Cloud storage grew to become the popular exfiltration channel
The opposite main infrastructure shift we noticed was on the data-exfiltration facet. Gamaredon upgraded two of its flagship file stealers, PteroPSDoor and PteroVDoor, to add stolen recordsdata to S3-compatible cloud storage companies – suppliers that help the Amazon S3 API, permitting the identical instruments and code to work throughout totally different storage distributors. Over the course of the 12 months, configurations moved from Wasabi (wasabisys.com) to Tebi (tebi.io) after which to Intercolo (de-fra.i3storage.com), which by December had turn out to be the first exfiltration vacation spot.
On the similar time, PteroBox continued to add recordsdata to Dropbox, and one newer variant used the rclone utility to take action.
Importing stolen recordsdata to cloud storage reduces the necessity for Gamaredon to keep up its personal infrastructure for receiving massive quantities of stolen knowledge. It additionally helps malicious visitors mix in with entry to reliable storage suppliers. Primarily, Gamaredon more and more makes use of third-party companies not solely to cover the place directions come from, but in addition to cover the place stolen knowledge goes.
Conclusion
Gamaredon continued to focus its cyberespionage exercise solely on Ukraine all through 2025, and nothing in ESET telemetry means that it will change within the close to future.
Whereas the six new instruments launched in 2025 had been, for probably the most half, easy downloaders, the extra vital improvement was the continued evolution of the infrastructure supporting the group’s operations. Gamaredon additional expanded its use of lifeless drops, tunnels, employees, dynamic DNS, and cloud storage, making its operations extra versatile and more durable to disrupt.

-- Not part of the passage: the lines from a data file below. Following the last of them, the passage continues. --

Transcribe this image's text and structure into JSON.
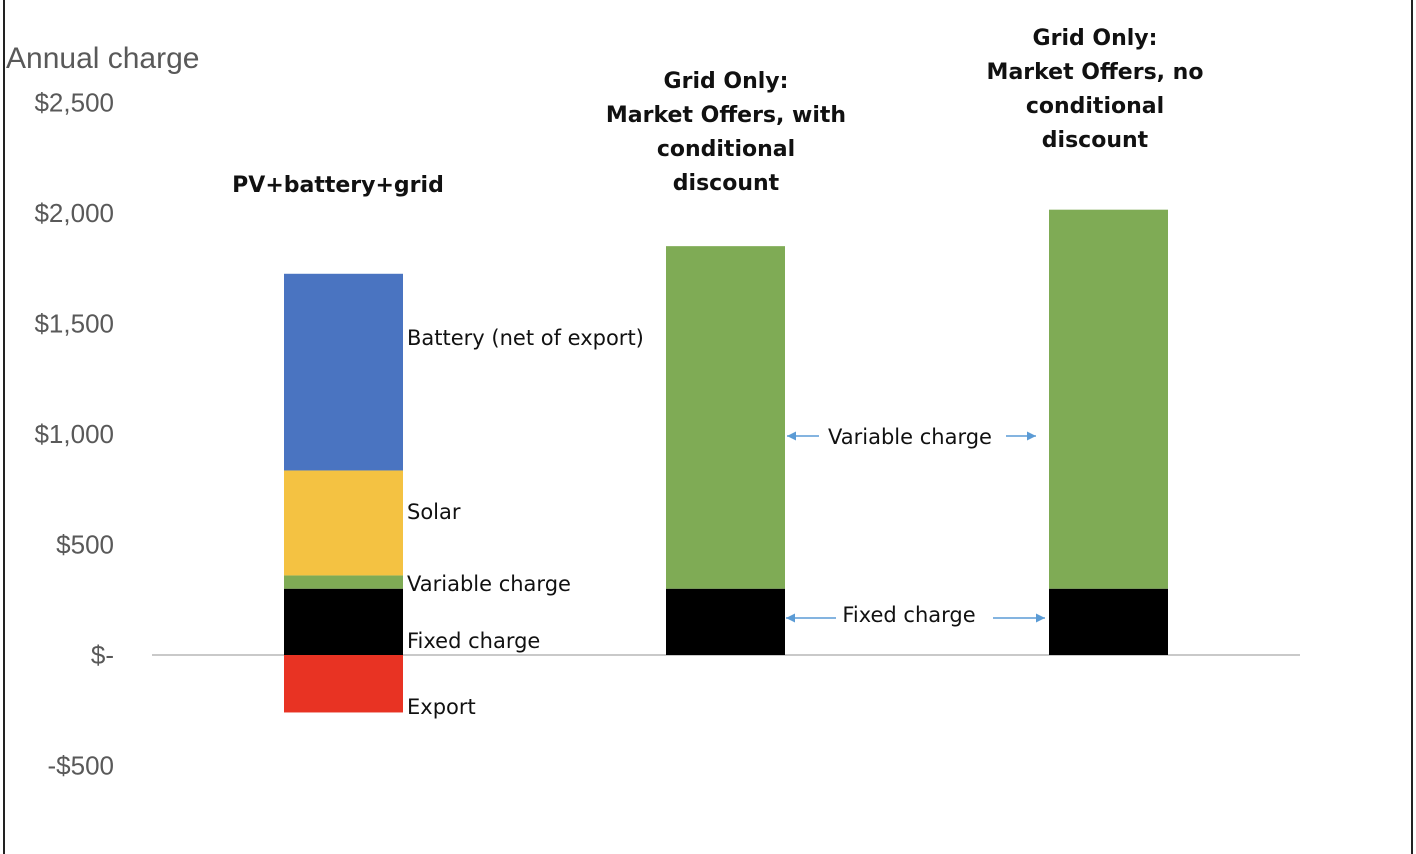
{
  "chart_data": {
    "type": "bar",
    "stacked": true,
    "ylabel": "Annual charge",
    "ylim": [
      -500,
      2500
    ],
    "yticks": [
      {
        "value": 2500,
        "label": "$2,500"
      },
      {
        "value": 2000,
        "label": "$2,000"
      },
      {
        "value": 1500,
        "label": "$1,500"
      },
      {
        "value": 1000,
        "label": "$1,000"
      },
      {
        "value": 500,
        "label": "$500"
      },
      {
        "value": 0,
        "label": "$-"
      },
      {
        "value": -500,
        "label": "-$500"
      }
    ],
    "categories": [
      {
        "lines": [
          "PV+battery+grid"
        ]
      },
      {
        "lines": [
          "Grid Only:",
          "Market Offers, with",
          "conditional",
          "discount"
        ]
      },
      {
        "lines": [
          "Grid Only:",
          "Market Offers, no",
          "conditional",
          "discount"
        ]
      }
    ],
    "series": [
      {
        "name": "Export",
        "color": "#e83323",
        "values": [
          -260,
          0,
          0
        ]
      },
      {
        "name": "Fixed charge",
        "color": "#000000",
        "values": [
          300,
          300,
          300
        ]
      },
      {
        "name": "Variable charge",
        "color": "#7fab55",
        "values": [
          60,
          1550,
          1715
        ]
      },
      {
        "name": "Solar",
        "color": "#f4c242",
        "values": [
          475,
          0,
          0
        ]
      },
      {
        "name": "Battery (net of export)",
        "color": "#4a74c1",
        "values": [
          890,
          0,
          0
        ]
      }
    ],
    "annotations": {
      "battery": "Battery (net of export)",
      "solar": "Solar",
      "variable": "Variable charge",
      "fixed": "Fixed charge",
      "export": "Export",
      "variable_between": "Variable charge",
      "fixed_between": "Fixed charge"
    }
  }
}
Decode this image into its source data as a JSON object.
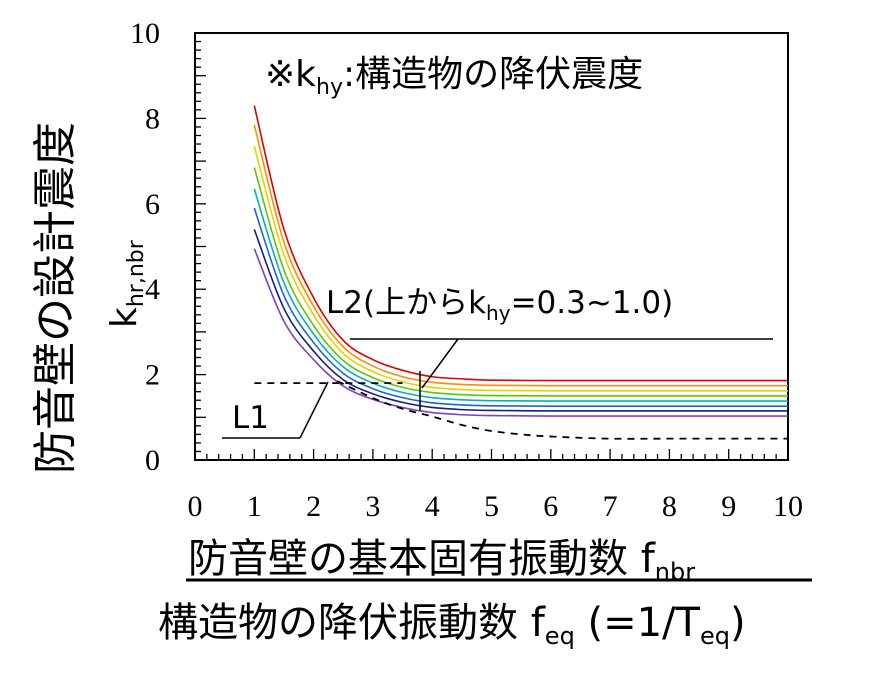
{
  "chart_data": {
    "type": "line",
    "xlim": [
      0,
      10
    ],
    "ylim": [
      0,
      10
    ],
    "x_ticks": [
      "0",
      "1",
      "2",
      "3",
      "4",
      "5",
      "6",
      "7",
      "8",
      "9",
      "10"
    ],
    "y_ticks": [
      "0",
      "2",
      "4",
      "6",
      "8",
      "10"
    ],
    "ylabel_outer": "防音壁の設計震度",
    "ylabel_inner": {
      "main": "k",
      "sub": "hr,nbr"
    },
    "xlabel": {
      "numerator": {
        "text": "防音壁の基本固有振動数 f",
        "sub": "nbr"
      },
      "denominator": {
        "text": "構造物の降伏振動数 f",
        "sub": "eq",
        "tail": " (=1/T",
        "tail_sub": "eq",
        "end": ")"
      }
    },
    "note": {
      "prefix": "※k",
      "sub": "hy",
      "suffix": ":構造物の降伏震度"
    },
    "annotations": {
      "L1": "L1",
      "L2": {
        "prefix": "L2(上からk",
        "sub": "hy",
        "suffix": "=0.3~1.0)"
      }
    },
    "L1": {
      "x": [
        1.0,
        1.5,
        2.0,
        2.5,
        3.0,
        3.5,
        4.0,
        4.5,
        5.0,
        5.5,
        6.0,
        7.0,
        8.0,
        9.0,
        10.0
      ],
      "y": [
        1.8,
        1.8,
        1.8,
        1.8,
        1.8,
        1.8,
        1.02,
        0.82,
        0.68,
        0.6,
        0.55,
        0.5,
        0.5,
        0.5,
        0.5
      ],
      "style": "dashed"
    },
    "series": [
      {
        "color": "#e00000",
        "x": [
          1,
          1.5,
          2,
          2.5,
          3,
          3.5,
          4,
          4.5,
          5,
          6,
          7,
          8,
          9,
          10
        ],
        "y": [
          8.3,
          5.4,
          3.8,
          2.8,
          2.35,
          2.1,
          1.95,
          1.9,
          1.87,
          1.86,
          1.86,
          1.86,
          1.86,
          1.86
        ]
      },
      {
        "color": "#ff8c00",
        "x": [
          1,
          1.5,
          2,
          2.5,
          3,
          3.5,
          4,
          4.5,
          5,
          6,
          7,
          8,
          9,
          10
        ],
        "y": [
          7.85,
          5.1,
          3.6,
          2.65,
          2.2,
          1.95,
          1.82,
          1.77,
          1.75,
          1.74,
          1.74,
          1.74,
          1.74,
          1.74
        ]
      },
      {
        "color": "#e8d000",
        "x": [
          1,
          1.5,
          2,
          2.5,
          3,
          3.5,
          4,
          4.5,
          5,
          6,
          7,
          8,
          9,
          10
        ],
        "y": [
          7.35,
          4.8,
          3.4,
          2.5,
          2.07,
          1.83,
          1.7,
          1.65,
          1.63,
          1.62,
          1.62,
          1.62,
          1.62,
          1.62
        ]
      },
      {
        "color": "#5ac800",
        "x": [
          1,
          1.5,
          2,
          2.5,
          3,
          3.5,
          4,
          4.5,
          5,
          6,
          7,
          8,
          9,
          10
        ],
        "y": [
          6.85,
          4.45,
          3.15,
          2.33,
          1.93,
          1.7,
          1.58,
          1.53,
          1.51,
          1.5,
          1.5,
          1.5,
          1.5,
          1.5
        ]
      },
      {
        "color": "#00b0c8",
        "x": [
          1,
          1.5,
          2,
          2.5,
          3,
          3.5,
          4,
          4.5,
          5,
          6,
          7,
          8,
          9,
          10
        ],
        "y": [
          6.35,
          4.15,
          2.95,
          2.18,
          1.8,
          1.58,
          1.46,
          1.41,
          1.39,
          1.38,
          1.38,
          1.38,
          1.38,
          1.38
        ]
      },
      {
        "color": "#2060e0",
        "x": [
          1,
          1.5,
          2,
          2.5,
          3,
          3.5,
          4,
          4.5,
          5,
          6,
          7,
          8,
          9,
          10
        ],
        "y": [
          5.9,
          3.85,
          2.75,
          2.03,
          1.67,
          1.46,
          1.34,
          1.29,
          1.27,
          1.26,
          1.26,
          1.26,
          1.26,
          1.26
        ]
      },
      {
        "color": "#102080",
        "x": [
          1,
          1.5,
          2,
          2.5,
          3,
          3.5,
          4,
          4.5,
          5,
          6,
          7,
          8,
          9,
          10
        ],
        "y": [
          5.4,
          3.55,
          2.55,
          1.88,
          1.55,
          1.35,
          1.23,
          1.18,
          1.16,
          1.15,
          1.15,
          1.15,
          1.15,
          1.15
        ]
      },
      {
        "color": "#8040c0",
        "x": [
          1,
          1.5,
          2,
          2.5,
          3,
          3.5,
          4,
          4.5,
          5,
          6,
          7,
          8,
          9,
          10
        ],
        "y": [
          4.95,
          3.25,
          2.35,
          1.73,
          1.42,
          1.23,
          1.11,
          1.06,
          1.04,
          1.03,
          1.03,
          1.03,
          1.03,
          1.03
        ]
      }
    ]
  }
}
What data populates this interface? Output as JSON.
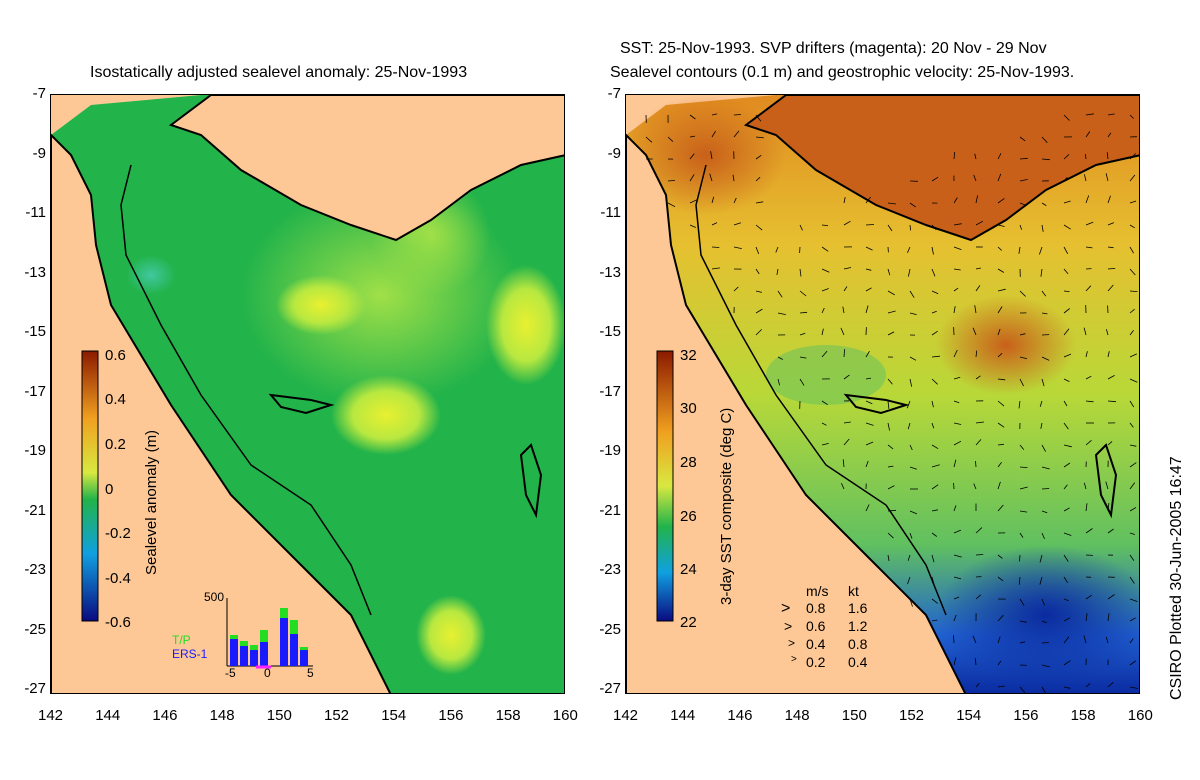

As in earlier years, the group compensated for the relative simplicity of its malware with persistence, frequent updates, and an more and more inventive abuse of reliable on-line companies. So long as Russia’s battle in opposition to Ukraine continues, we count on Gamaredon to stay a major cyberespionage risk to Ukrainian establishments.
IoCs
A complete listing of indicators of compromise (IoCs) may be present in our GitHub repository and the Gamaredon white paper.